Czego się dowiesz:
- Dlaczego Sąd Rejonowy w Strzyżowie aresztował Łukasza P.?
- Jak długo kobieta była ofiarą przemocy domowej?
- Jakie dowody posiada prokuratura w sprawie Łukasza P.?
- Jakie stanowisko zajmował Łukasz P. w Komendzie Powiatowej Policji w Ropczycach?
- Kiedy planowane jest przesłuchanie 12-letniej córki pokrzywdzonej?
Decyzja sądu
Decyzja o aresztowaniu zapadła w środę, 22 maja, po posiedzeniu trwającym od godziny 10:00. – Sąd przychylił się do wniosku prokuratora i aresztował podejrzanego na trzy miesiące – poinformowała sędzia Małgorzata Pirga, prezes Sądu Rejonowego w Strzyżowie. Policjant został zatrzymany przez Biuro Spraw Wewnętrznych w niedzielę, 19 maja.
Historia przemocy
Prokurator Zbigniew Wieszczek z Prokuratury Rejonowej w Strzyżowie wyjaśnia, że kobieta była ofiarą przemocy domowej przez 20 lat. – Kobieta przełamała strach dopiero 20 lutego br., gdy zgłosiła się do Komendy Wojewódzkiej Policji w Rzeszowie – mówi prokurator. Wcześniej, Łukasz P. musiał na dwa tygodnie opuścić mieszkanie, ale potem wrócił do domu i namawiał żonę, by wycofała swoje zawiadomienie. Pomimo początkowego wycofania oskarżeń, kobieta ostatecznie podtrzymała swoje zeznania.
Dowody i dalsze kroki
Śledczy posiadają liczne dowody na potwierdzenie wersji pokrzywdzonej, w tym zeznania członków rodziny oraz nagrane rozmowy i wiadomości telefoniczne. – Mamy zeznania członków rodziny pokrzywdzonej – brata, siostry, a także inne dowody, które potwierdzają wersję kobiety o tym, że stosowano wobec niej przemoc – mówi prokurator Wieszczek. Prokuratura planuje przesłuchać 27 maja 12-letnią córkę kobiety w obecności psychologa.

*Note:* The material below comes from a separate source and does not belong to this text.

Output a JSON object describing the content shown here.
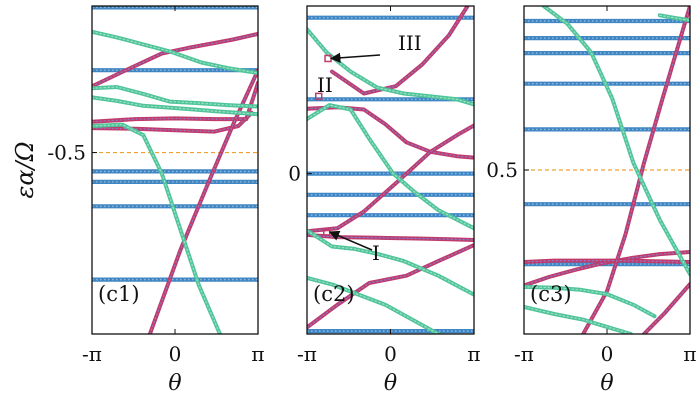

Łukasz P., funkcjonariusz Komendy Powiatowej Policji w Ropczycach, był odpowiedzialny za procedurę „Niebieskiej Karty”, której celem jest rejestrowanie policyjnych interwencji związanych z przemocą domową. Policja nie komentuje sprawy, odsyłając do prokuratury.